Premature babies account for between 1/5 and 1/4 of all births to crack using mothers. If you decide to ignore those in your study because you want to study something specific then you should make it very, very clear. And anyone reporting on it should make it clear as well. It is like studying coal miners, but only the ones that work in the preparation plant on the surface.
>>Crack or cocaine is very, very bad for development. >Did you read the article? They concluded after a long and careful study that poverty had a much bigger effect than cocaine use.
Yes. For this particularly culled population.
>Did you know that the NY Times and others recently recanted much of their sensationalist reporting of the "Crack Epidemic"
I don't know how that is relevant. I am basing my position on personal experience working with these kids.
>No, it isn't. It means that people are reading and thinking instead of reacting to headlines and summaries.
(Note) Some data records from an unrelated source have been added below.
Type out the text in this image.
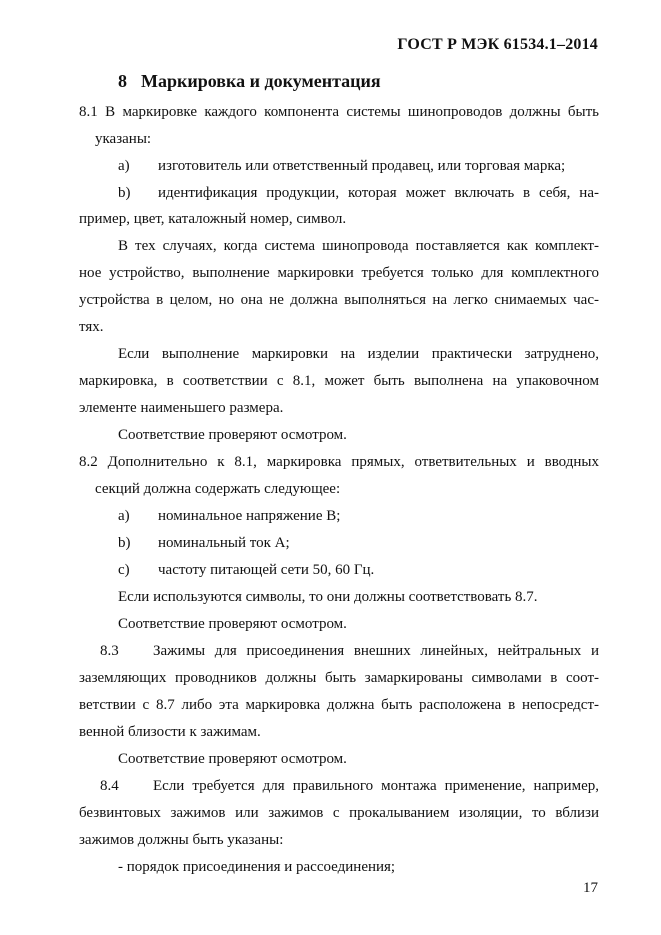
ГОСТ Р МЭК 61534.1–2014
8 Маркировка и документация
8.1 В маркировке каждого компонента системы шинопроводов должны быть
указаны:
а) изготовитель или ответственный продавец, или торговая марка;
b) идентификация продукции, которая может включать в себя, на-
пример, цвет, каталожный номер, символ.
В тех случаях, когда система шинопровода поставляется как комплект-
ное устройство, выполнение маркировки требуется только для комплектного
устройства в целом, но она не должна выполняться на легко снимаемых час-
тях.
Если выполнение маркировки на изделии практически затруднено,
маркировка, в соответствии с 8.1, может быть выполнена на упаковочном
элементе наименьшего размера.
Соответствие проверяют осмотром.
8.2 Дополнительно к 8.1, маркировка прямых, ответвительных и вводных
секций должна содержать следующее:
а) номинальное напряжение В;
b) номинальный ток А;
с) частоту питающей сети 50, 60 Гц.
Если используются символы, то они должны соответствовать 8.7.
Соответствие проверяют осмотром.
8.3 Зажимы для присоединения внешних линейных, нейтральных и
заземляющих проводников должны быть замаркированы символами в соот-
ветствии с 8.7 либо эта маркировка должна быть расположена в непосредст-
венной близости к зажимам.
Соответствие проверяют осмотром.
8.4 Если требуется для правильного монтажа применение, например,
безвинтовых зажимов или зажимов с прокалыванием изоляции, то вблизи
зажимов должны быть указаны:
- порядок присоединения и рассоединения;
17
Frankly, just the opposite. Many, many people in this thread, including yourself, are reacting to this particular headline and summary.
>>That means the broader population reading this article is likely to do the same thing. >What's your basis for that assumption?
Induction. It may be unfounded, but if relatively smart people make a bad leap of logic it is not unreasonable to imagine that less intelligent people will make the same mistake.
>efforts to reduce infant mortality and morbidity, and developmental defects in early childhood by combating drug-use were misguided; and going forward those efforts should be focused on learning about and mitigating whatever the effects of impoverishment are.
>efforts to reduce infant mortality and morbidity, and developmental defects in early childhood by combating drug-use were misguided;
No, they weren't. Cocaine use does lead to disabled children, statistically speaking. Many of whom are premature. This was a study has no information on the amount of cocaine used throughout pregnancy, only that the mothers and children tested positive at the time of full-term birth.
All we can conclude from this study is that poverty is worse for kids than cocaine exposure near the time of full-term birth. It has no information for the 1/4 to 1/5 of the kids that are born to people that test positive for cocaine that are born prematurely and tend to have much more severe health and developmental problems. Not to mention the ones that don't make it to birth at all.